Three independent flags. Enable any combination:

Flag Emits Requires
serviceMonitor.enabled ServiceMonitor targeting shards + proxy /metrics. Prometheus Operator (or Alloy configured to discover SMs).
prometheusRule.enabled PrometheusRule with default Linera alerts + yours. Prometheus Operator + PrometheusRule CRD.
dashboards.enabled One ConfigMap per JSON dashboard, sidecar-labelled. Grafana with the dashboard sidecar enabled.

Defaults are all false — a bare helm install produces no observability resources, same as a bare docker compose up produces no observability containers.

# my-values.yaml — turn on everything
serviceMonitor:
  enabled: true
  labels:
    release: prometheus        # match your Prometheus's serviceMonitorSelector
prometheusRule:
  enabled: true
dashboards:
  enabled: true

Remote push (Alloy / agent-based forwarding)

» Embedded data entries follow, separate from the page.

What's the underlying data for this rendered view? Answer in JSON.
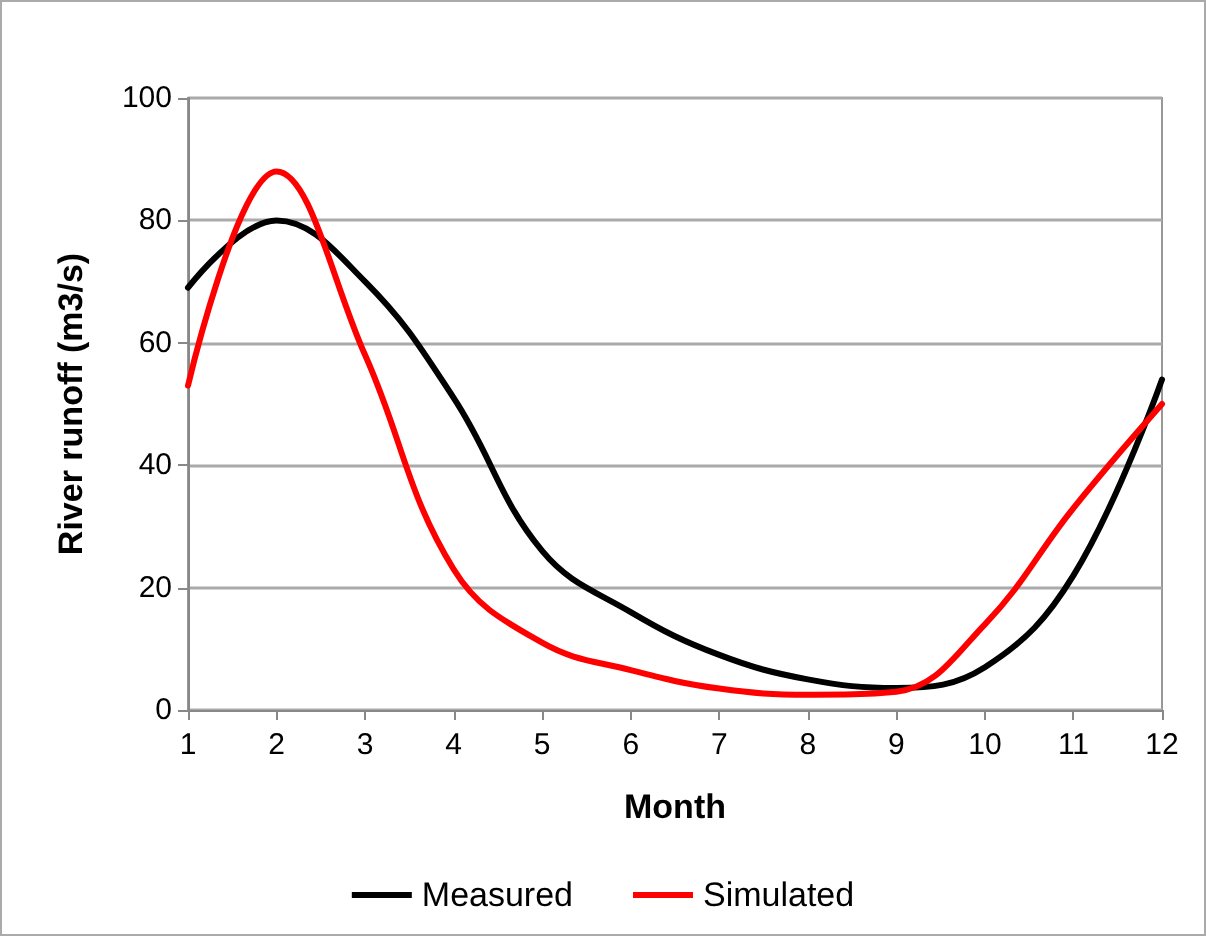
{
  "chart_data": {
    "type": "line",
    "xlabel": "Month",
    "ylabel": "River runoff (m3/s)",
    "x": [
      1,
      2,
      3,
      4,
      5,
      6,
      7,
      8,
      9,
      10,
      11,
      12
    ],
    "series": [
      {
        "name": "Measured",
        "color": "#000000",
        "values": [
          69,
          80,
          70,
          51,
          26,
          16,
          9,
          5,
          3.6,
          7,
          22,
          54
        ]
      },
      {
        "name": "Simulated",
        "color": "#ff0000",
        "values": [
          53,
          88,
          58,
          23,
          11,
          6.5,
          3.5,
          2.5,
          3,
          14,
          33,
          50
        ]
      }
    ],
    "xlim": [
      1,
      12
    ],
    "xticks": [
      1,
      2,
      3,
      4,
      5,
      6,
      7,
      8,
      9,
      10,
      11,
      12
    ],
    "ylim": [
      0,
      100
    ],
    "yticks": [
      0,
      20,
      40,
      60,
      80,
      100
    ],
    "grid": "y",
    "legend": "bottom",
    "marker": "none",
    "line_style": "solid"
  }
}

The Helm chart does not ship an Alloy sidecar — that's a cluster concern, not a per-chart concern. If you want the same "push to a remote Prometheus / Loki / Tempo" behaviour the compose --with-alloy flag gives you, install Alloy (or the Grafana Agent, or OpenTelemetry Collector) as a separate release in the cluster and point it at the ServiceMonitor created by serviceMonitor.enabled=true.

Customising alerts

Extend the shipped rules without forking the chart:

prometheusRule:
  enabled: true
  extraRules:
    - alert: MyCustomAlert
      expr: up{...} == 0
      for: 5m
      labels:
        severity: warning
      annotations:
        summary: 

Dashboards shipped with the chart

dashboards.enabled=true emits one ConfigMap per JSON file under helm/linera-validator/dashboards/, recursively, labelled for the Grafana sidecar. Current set:

  • linera/general.json — validator overview (proxy + shard health, rps, error rate)
  • linera/execution.json — execution layer metrics
  • linera/views.json — view cache / materialisation metrics
  • linera/storage/storage.json — generic storage layer metrics
  • linera/storage/rocksdb.json — RocksDB-specific counters (when dual-store enabled)
  • linera/storage/scylladb.json — ScyllaDB-specific counters
  • linera/vms/ethereum.json — EVM-runtime dashboards
  • profiling/cpu.json, profiling/jemalloc-memory.json — continuous-profiling views (Pyroscope)
  • scylla/scylla-{overview,detailed,advanced,cql,ks,os,alternator}.json — upstream ScyllaDB dashboards (tag 6.2)
  • scylla-manager/scylla-manager.json — ScyllaDB Manager dashboard (tag 3.4)

Drop additional JSON files into the same directory and re-run helm upgrade — the chart picks them up automatically.